Les estimations actuelles laissent entrevoir un potentiel annuel supérieur à 20 voire 30 millions  de dollars, soit cinq à six fois les revenus générés par le Blue Bond. C’est une ressource  régulière, renouvelable, indexée sur la performance climatique réelle à condition de disposer  des outils de mesure, de certification et de structuration appropriés. 

Pourquoi ne pas créer un marché gabonais du crédit carbone bleu, adossé à une bourse verte  régionale, dont Libreville ou Port-Gentil pourraient devenir le centre névralgique ? Pourquoi  ne pas adosser les futurs emprunts souverains à des résultats environnementaux mesurés,  certifiés et valorisés localement, plutôt que de dépendre de garanties étrangères ? 

La réponse à ces questions tient aujourd’hui à une volonté politique qui reste à affirmer. Le  Gabon possède les écosystèmes, la légitimité, les données scientifiques. Il ne manque que  l’architecture institutionnelle. 

IV. Propositions pour une souveraineté verte et durable

Pour transformer ces initiatives en véritable stratégie nationale, la Commission Économique du  Réseau Ébène formule plusieurs recommandations. La première consiste à créer une Agence  Gabonaise de la Finance Verte (AGFV), structure autonome chargée de piloter les projets de  dette durable, de gérer les relations avec les marchés financiers et d’encadrer la filière carbone  au niveau national. 

Il est tout aussi essentiel de publier chaque année un rapport d’impact du Blue Bond, fondé sur  des données transparentes, auditables, géolocalisées, et accessibles à la société civile et aux  citoyens. L’objectif est de sortir l’opération de la confidentialité et d’en faire un levier de  redevabilité. 

Par ailleurs, l’investissement public dans la conservation doit être significativement augmenté.  Une part plus importante des économies budgétaires réalisées grâce au Blue Bond devrait  bénéficier aux communautés côtières, aux ONG locales, ainsi qu’à la recherche scientifique  nationale. 

Le Gabon gagnerait également à structurer une filière “carbone bleu” hybride, mêlant secteur  public et privé, en partenariat avec des institutions financières locales, des assureurs, et les  grandes plateformes de certification volontaires. 

Enfin, en tant que précurseur, le Gabon pourrait exporter son expertise en construisant une  alliance avec d’autres États africains disposant de zones marines à fort potentiel, comme le  Mozambique, Madagascar ou le Sénégal. Ensemble, ces pays pourraient peser davantage dans  les négociations internationales et promouvoir des solutions hybrides dette/nature sur  l’ensemble du continent. 

V. Pour une révolution climatique à l’échelle de l’État 

L’expérience du Blue Bond montre qu’un pays peut transformer la préservation de son  patrimoine naturel en levier économique.

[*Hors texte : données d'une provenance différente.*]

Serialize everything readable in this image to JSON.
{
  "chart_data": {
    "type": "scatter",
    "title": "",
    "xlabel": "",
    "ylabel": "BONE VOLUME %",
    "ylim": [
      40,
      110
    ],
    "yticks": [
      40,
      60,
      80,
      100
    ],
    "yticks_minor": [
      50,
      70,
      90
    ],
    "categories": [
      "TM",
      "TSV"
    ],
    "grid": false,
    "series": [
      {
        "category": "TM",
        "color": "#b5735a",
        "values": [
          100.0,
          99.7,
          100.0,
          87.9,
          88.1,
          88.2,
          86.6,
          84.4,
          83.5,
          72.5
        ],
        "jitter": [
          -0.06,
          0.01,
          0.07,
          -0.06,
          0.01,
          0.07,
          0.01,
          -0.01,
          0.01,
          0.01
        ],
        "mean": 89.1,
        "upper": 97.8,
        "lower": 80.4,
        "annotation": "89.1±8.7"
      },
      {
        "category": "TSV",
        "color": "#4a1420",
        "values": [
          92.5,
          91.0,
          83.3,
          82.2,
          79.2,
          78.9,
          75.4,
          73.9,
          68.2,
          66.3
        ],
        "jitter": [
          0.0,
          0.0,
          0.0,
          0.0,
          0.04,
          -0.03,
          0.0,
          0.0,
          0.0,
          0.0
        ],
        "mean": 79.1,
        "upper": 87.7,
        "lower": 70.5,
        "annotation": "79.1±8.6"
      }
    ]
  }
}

C’est rare. C’est intelligent. Mais ce n’est encore  qu’un début. 

Pour en faire une révolution financière et écologique, il faudra aller plus loin : renforcer la  souveraineté des montages, ancrer la valeur créée localement, et inscrire ces instruments dans  une stratégie claire, concertée et pérenne. 

Car le véritable capital du Gabon ne réside pas uniquement dans ses gisements miniers ou  pétroliers. Il est dans ses forêts, ses mangroves, son océan, et dans sa capacité à les transformer  en richesses durables, équitables, et nationales. 

Le Gabon a ouvert une brèche. Il lui appartient désormais d’en faire une voie.